Thread (12 messages) 12 messages, 2 authors, 2021-05-24

Re: [PATCH 6/6] gfs2: Fix mmap + page fault deadlocks (part 2)

From: Andreas Gruenbacher <agruenba@redhat.com>
Date: 2021-05-20 14:09:17
Also in: linux-fsdevel

On Thu, May 20, 2021 at 3:30 PM Jan Kara [off-list ref] wrote:
On Thu 20-05-21 14:25:36, Andreas Gruenbacher wrote:
quoted
Now that we handle self-recursion on the inode glock in gfs2_fault and
gfs2_page_mkwrite, we need to take care of more complex deadlock
scenarios like the following (example by Jan Kara):

Two independent processes P1, P2. Two files F1, F2, and two mappings M1,
M2 where M1 is a mapping of F1, M2 is a mapping of F2. Now P1 does DIO
to F1 with M2 as a buffer, P2 does DIO to F2 with M1 as a buffer. They
can race like:

P1                                      P2
read()                                  read()
  gfs2_file_read_iter()                   gfs2_file_read_iter()
    gfs2_file_direct_read()                 gfs2_file_direct_read()
      locks glock of F1                       locks glock of F2
      iomap_dio_rw()                          iomap_dio_rw()
        bio_iov_iter_get_pages()                bio_iov_iter_get_pages()
          <fault in M2>                           <fault in M1>
            gfs2_fault()                            gfs2_fault()
              tries to grab glock of F2               tries to grab glock of F1

Those kinds of scenarios are much harder to reproduce than
self-recursion.

We deal with such situations by using the LM_FLAG_OUTER flag to mark
"outer" glock taking.  Then, when taking an "inner" glock, we use the
LM_FLAG_TRY flag so that locking attempts that don't immediately succeed
will be aborted.  In case of a failed locking attempt, we "unroll" to
where the "outer" glock was taken, drop the "outer" glock, and fault in
the first offending user page.  This will re-trigger the "inner" locking
attempt but without the LM_FLAG_TRY flag.  Once that has happened, we
re-acquire the "outer" glock and retry the original operation.

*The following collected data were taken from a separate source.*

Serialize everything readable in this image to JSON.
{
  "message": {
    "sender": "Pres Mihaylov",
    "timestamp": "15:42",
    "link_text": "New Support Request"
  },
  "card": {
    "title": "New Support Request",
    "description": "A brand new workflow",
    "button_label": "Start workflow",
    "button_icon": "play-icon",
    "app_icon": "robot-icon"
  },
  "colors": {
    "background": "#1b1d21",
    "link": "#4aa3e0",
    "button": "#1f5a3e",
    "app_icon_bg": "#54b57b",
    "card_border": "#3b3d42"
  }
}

Reported-by: Jan Kara <jack@suse.cz>
Signed-off-by: Andreas Gruenbacher <agruenba@redhat.com>
...
quoted
diff --git a/fs/gfs2/file.c b/fs/gfs2/file.c
index 7d88abb4629b..8b26893f8dc6 100644
--- a/fs/gfs2/file.c
+++ b/fs/gfs2/file.c
@@ -431,21 +431,30 @@ static vm_fault_t gfs2_page_mkwrite(struct vm_fault *vmf)
      vm_fault_t ret = VM_FAULT_LOCKED;
      struct gfs2_holder gh;
      unsigned int length;
+     u16 flags = 0;
      loff_t size;
      int err;

      sb_start_pagefault(inode->i_sb);

-     gfs2_holder_init(ip->i_gl, LM_ST_EXCLUSIVE, 0, &gh);
+     if (current_holds_glock())
+             flags |= LM_FLAG_TRY;
+
+     gfs2_holder_init(ip->i_gl, LM_ST_EXCLUSIVE, flags, &gh);
      if (likely(!outer_gh)) {
              err = gfs2_glock_nq(&gh);
              if (err) {
                      ret = block_page_mkwrite_return(err);
+                     if (err == GLR_TRYFAILED) {
+                             set_current_needs_retry(true);
+                             ret = VM_FAULT_SIGBUS;
+                     }
I've checked to make sure but do_user_addr_fault() indeed calls do_sigbus()
which raises the SIGBUS signal. So if the application does not ignore
SIGBUS, your retry will be visible to the application and can cause all
sorts of interesting results...
I would have noticed that, but no SIGBUS signals were actually
delivered. So we probably end up in kernelmode_fixup_or_oops() when in
kernel mode, which just does nothing in that case.

Andy Lutomirski, you've been involved with this, could you please shed
some light?
So you probably need to add a new VM_FAULT_
return code that will behave like VM_FAULT_SIGBUS except it will not raise
the signal.
A new VM_FAULT_* flag might make the code easier to read, but I don't
know if we can have one.
Otherwise it seems to me your approach should work.